Testamento olografo, modello Fac Simile

Cosa è il testamento olografo, perchè può essere più vantaggioso di quello pubblico, e come realizzarlo con un fac simile.

Il testamento olografo è una forma molto semplice e pratica per poter redigere un testamento, senza la presenza del notaio o di testimoni. Proprio per questo motivo il testamento olografo è la forma di testamento più diffusa. Ma quali sono le caratteristiche del testamento olografo? Quali sono i principali elementi che deve includere? E in che modo poter trasmettere le proprie volontà senza errori?


Cosa è il testamento olografo

testamentoCominciamo con il ricordare come il testamento olografo sia un testamento davvero semplice, considerato che il testatore non dovrà usare particolari formule, ma dovrà semplicemente riportare in forma libera e chiara le proprie volontà. In ogni caso, la legge impone che il testamento deve però rispettare un rigore formale, proprio a tutela del testatore: eventuali confusioni nella predisposizione del testamento potrebbero infatti far sorgere controversie tra gli eredi.

Quale forma deve avere. Il testamento olografo deve avere necessariamente una forma scritta, a cura del testatore stesso (contrariamente a quanto avviene nel testamento pubblico, che viene redatto a cura del notaio che lo riceve). Ad ogni modo, bisogna ricordare che la maggiore libertà del testamento olografo corrisponde a un severo rispetto di alcuni requisiti fondamentali: l’autografia (cioè, la completa scrittura di tutte le parti del testamento olografo a cura del testatore – in altri termini, non è ammessa la scrittura con mezzi meccanici), la presenza della data (ma non del luogo, che è irrilevante) e la sottoscrizione (cioè la firma in calce alle disposizione). Per il resto, la forma è libera: il testamento può essere scritto su qualsiasi carta o superficie utile a rispecchiare la calligrafia del testatore.

Vantaggi e svantaggi. Il testamento olografo ha sicuri e certi vantaggi rispetto al testamento pubblico. Innanzitutto, è molto più semplice e rapido, e può essere scritto in qualsiasi momento e luogo. È inoltre un testamento molto riservato (non richiede la presenza di testimoni) ed economico (non ha i costi tipici del professionista). È inoltre possibile aggiornare il testamento o modificarlo in qualsiasi istante, con immediata comodità. Tuttavia, ciò non toglie che il testamento olografo sia altresì ricco di svantaggi: si pensi al rischio di poter essere sottratto, distrutto, smarrito, falsificato. Per aggirare tali inconvenienti, è meglio redigere più copie dello stesso testamento, e affidarne una o più a più persone, tra cui un notaio.

Comunicazione del testamento olografo. L’ordinamento italiano non prevede che il testatore debba necessariamente comunicare di avere fatto un testamento olografo, che potrà essere conservato a cura del testatore stesso o consegnato in un deposito fiduciario a persona di fiducia, o a un notaio. Nell’ipotesi in cui il testamento olografo sia stato depositato presso un notaio, sarà il notaio a curarne le formalità della pubblicazione.

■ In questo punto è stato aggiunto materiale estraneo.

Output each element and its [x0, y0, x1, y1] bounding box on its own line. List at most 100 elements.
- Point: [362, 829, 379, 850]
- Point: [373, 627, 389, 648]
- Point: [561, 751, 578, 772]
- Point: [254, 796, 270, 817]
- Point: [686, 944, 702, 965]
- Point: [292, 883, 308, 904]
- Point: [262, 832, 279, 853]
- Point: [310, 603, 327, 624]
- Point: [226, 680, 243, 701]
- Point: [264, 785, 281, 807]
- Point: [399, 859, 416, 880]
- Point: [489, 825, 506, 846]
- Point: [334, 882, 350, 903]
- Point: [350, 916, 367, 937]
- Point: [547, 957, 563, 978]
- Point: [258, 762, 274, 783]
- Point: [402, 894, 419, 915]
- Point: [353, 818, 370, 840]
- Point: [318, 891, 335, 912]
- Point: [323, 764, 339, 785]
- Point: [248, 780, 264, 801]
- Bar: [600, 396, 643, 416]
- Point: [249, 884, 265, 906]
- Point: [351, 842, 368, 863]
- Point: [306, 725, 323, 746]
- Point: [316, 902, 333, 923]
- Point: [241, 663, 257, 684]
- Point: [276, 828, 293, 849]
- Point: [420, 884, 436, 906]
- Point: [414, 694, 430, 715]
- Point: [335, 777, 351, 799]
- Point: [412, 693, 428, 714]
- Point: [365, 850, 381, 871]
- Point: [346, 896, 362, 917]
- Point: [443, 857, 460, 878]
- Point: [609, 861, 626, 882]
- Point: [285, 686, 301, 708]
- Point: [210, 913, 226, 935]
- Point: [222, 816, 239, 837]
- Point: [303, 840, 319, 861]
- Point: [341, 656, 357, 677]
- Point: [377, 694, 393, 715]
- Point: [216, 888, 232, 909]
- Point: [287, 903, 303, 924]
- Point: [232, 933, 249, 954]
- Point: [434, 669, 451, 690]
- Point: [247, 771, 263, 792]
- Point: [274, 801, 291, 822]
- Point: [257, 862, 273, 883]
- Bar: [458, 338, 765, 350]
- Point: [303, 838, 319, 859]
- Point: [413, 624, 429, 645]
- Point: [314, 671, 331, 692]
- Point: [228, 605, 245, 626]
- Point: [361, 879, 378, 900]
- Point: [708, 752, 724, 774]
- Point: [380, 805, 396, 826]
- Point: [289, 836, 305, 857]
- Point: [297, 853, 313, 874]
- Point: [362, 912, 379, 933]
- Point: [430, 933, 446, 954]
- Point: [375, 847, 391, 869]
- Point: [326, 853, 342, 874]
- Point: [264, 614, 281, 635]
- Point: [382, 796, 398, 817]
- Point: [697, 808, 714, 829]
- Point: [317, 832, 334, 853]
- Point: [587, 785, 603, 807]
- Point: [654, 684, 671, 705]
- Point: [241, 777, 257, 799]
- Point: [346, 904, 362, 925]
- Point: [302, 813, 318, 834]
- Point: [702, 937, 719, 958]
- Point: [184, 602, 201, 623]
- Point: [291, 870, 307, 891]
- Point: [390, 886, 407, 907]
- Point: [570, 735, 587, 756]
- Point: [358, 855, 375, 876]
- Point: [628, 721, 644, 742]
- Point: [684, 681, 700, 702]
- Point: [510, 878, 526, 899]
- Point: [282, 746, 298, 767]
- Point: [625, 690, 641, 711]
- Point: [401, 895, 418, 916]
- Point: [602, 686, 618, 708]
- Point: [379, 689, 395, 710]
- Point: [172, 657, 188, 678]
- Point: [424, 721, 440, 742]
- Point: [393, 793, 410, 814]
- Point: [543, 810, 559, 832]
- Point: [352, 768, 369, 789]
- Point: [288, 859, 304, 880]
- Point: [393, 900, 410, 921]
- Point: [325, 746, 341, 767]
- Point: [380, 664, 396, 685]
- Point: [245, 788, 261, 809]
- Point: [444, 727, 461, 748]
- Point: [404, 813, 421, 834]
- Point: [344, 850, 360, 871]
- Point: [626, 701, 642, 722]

La pubblicazione del testamento olografo. Il testamento deve essere aperto e pubblicato non appena si ha la notizia della morte del testatore. In merito, ricordiamo che la pubblicazione del testamento olografo è a cura del notaio, che in presenza di due testimoni redige un verbale nella forma di atto pubblico, descrivendo lo stato del testamento, trascrivendo il suo contenuto e facendo menzione della sua apertura, ove sigillato.

Modello fac simile di testamento olografo

Come abbiamo ricordato più volte negli scorsi paragrafi, non vi sono testi “predefiniti” per il testamento olografo, considerato che ognuno può scrivere quel che sembra più in grado di rispecchiare le proprie volontà. Se tuttavia volete disporre di qualche utile spunto, ecco di seguito un esempio (naturalmente scritto a mano) di un testamento olografo:

testamento-olografo

Impugnare un testamento olografo

Il testamento olografo può essere impugnato da chiunque abbia un interesse diretto, per invalidità. L’impugnazione potrà essere effettuata davanti al tribunale, citando gli altri eredi e i legatari. Ricordiamo in proposito che la legge prevede due figure di invalidità: la nullità, che può essere richiesta quando il testamento è contrario alla legge o prevede gravi difetti di forma, e l’annullabilità, nel caso in cui il testatore dia incapace di intendere o di valore, o per difetti di forma meno gravi, come la mancanza della data.